Title :
Enhanced distributed recovery blocks: a unified approach for the design of safety-critical distributed systems
Author :
Elphick, J.R. ; Patton, R.J. ; Tyrrell, A.M.
Author_Institution :
Dept. of Electron., York Univ., Heslington, UK
fDate :
10/21/1993 12:00:00 AM
Abstract :
A novel method is given for dealing with both hardware and software faults in a distributed system and the authors illustrate how the method copes with communication failures between the interacting distributed processors. The work has been designed using the Occam programming language and implemented on a network of transputers. This work is being extended to more complex control applications and shows very good results. The mechanism used is based on distributed recovery blocks (K.H. Kim, H.O. Welch, 1989). It is argued that distributed recovery blocks (DRB) are well suited for real-time control applications. DRB are based on the standard method of recovery blocks. The enhancements incorporated within DRB include the concurrent execution of the try blocks over a distributed network of processing nodes and the dynamic reconfiguration of nodal operations in the event of a fault.
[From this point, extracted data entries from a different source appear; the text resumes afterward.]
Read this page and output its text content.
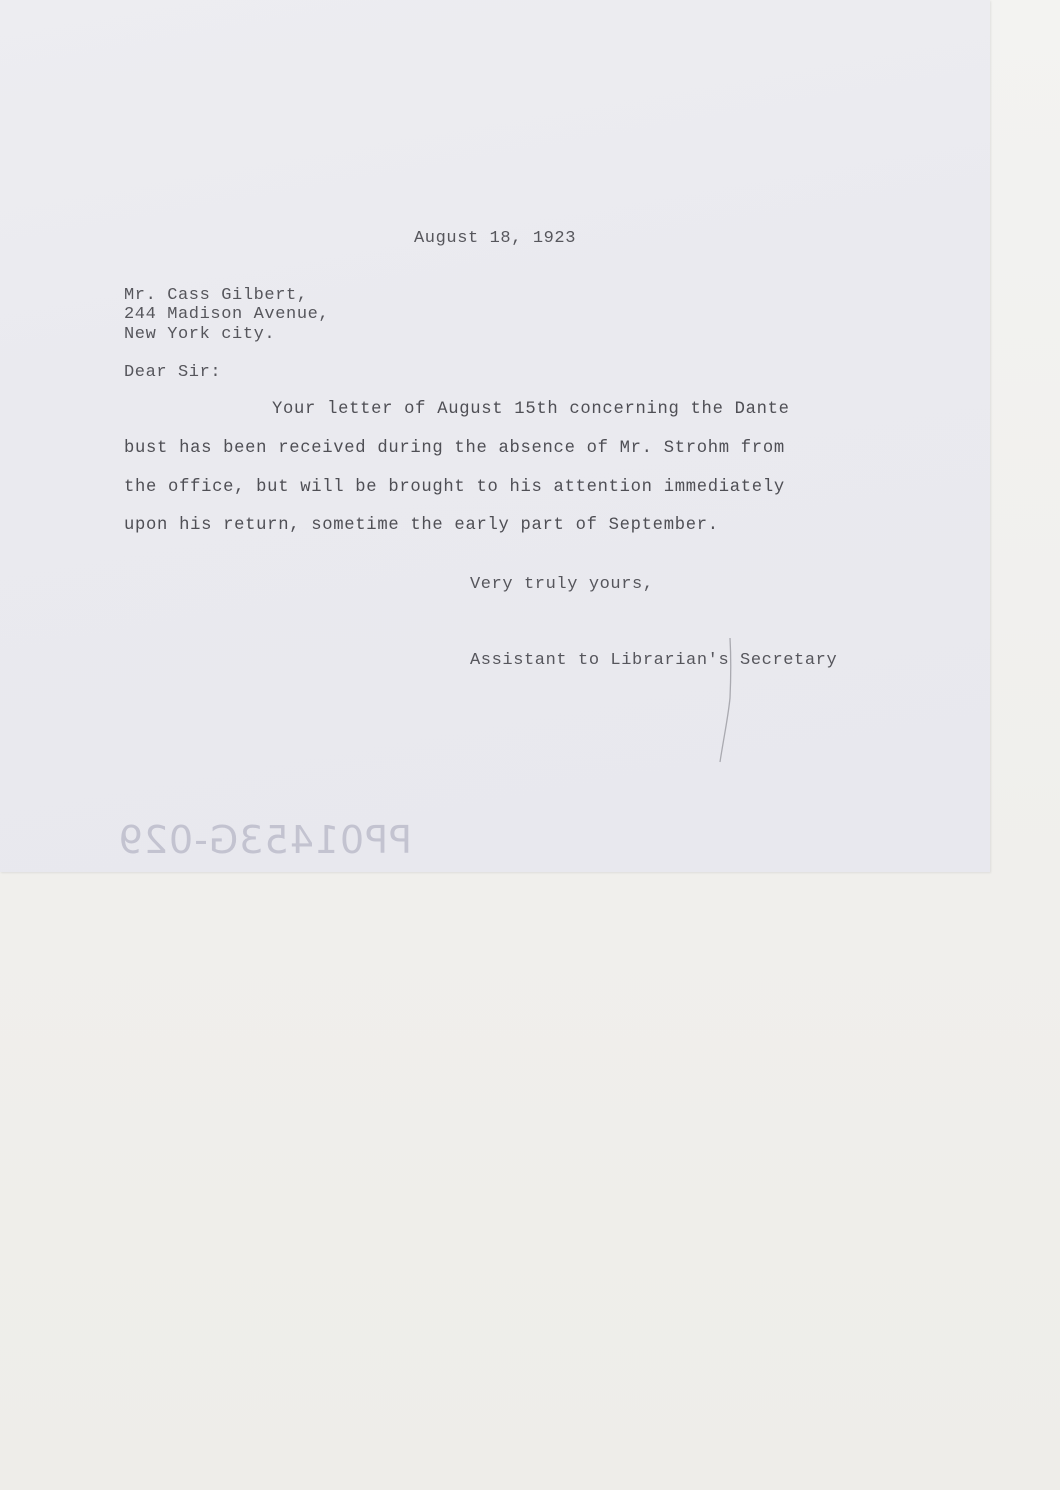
August 18, 1923
Mr. Cass Gilbert,
244 Madison Avenue,
New York city.
Dear Sir:
Your letter of August 15th concerning the Dante
bust has been received during the absence of Mr. Strohm from
the office, but will be brought to his attention immediately
upon his return, sometime the early part of September.
Very truly yours,
Assistant to Librarian's Secretary
PP01453G-029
The systems proposed, takes the basic DRB and introduces extra acceptance tests to reduce the changes of Byzantine type errors and is termed an Enhanced DRB (EDRB)
Keywords :
computerised control; distributed processing; fault tolerant computing; parallel programming; safety; transputer systems; Byzantine type errors; Enhanced DRB; Occam programming language; acceptance tests; communication failures; complex control applications; concurrent execution; distributed network; distributed recovery blocks; distributed system; dynamic reconfiguration; interacting distributed processors; nodal operations; processing nodes; real-time control applications; safety-critical distributed systems; software faults; standard method; transputers; try blocks;
Conference_Titel :
Safety Critical Distributed Systems, IEE Colloquium on
Conference_Location :
London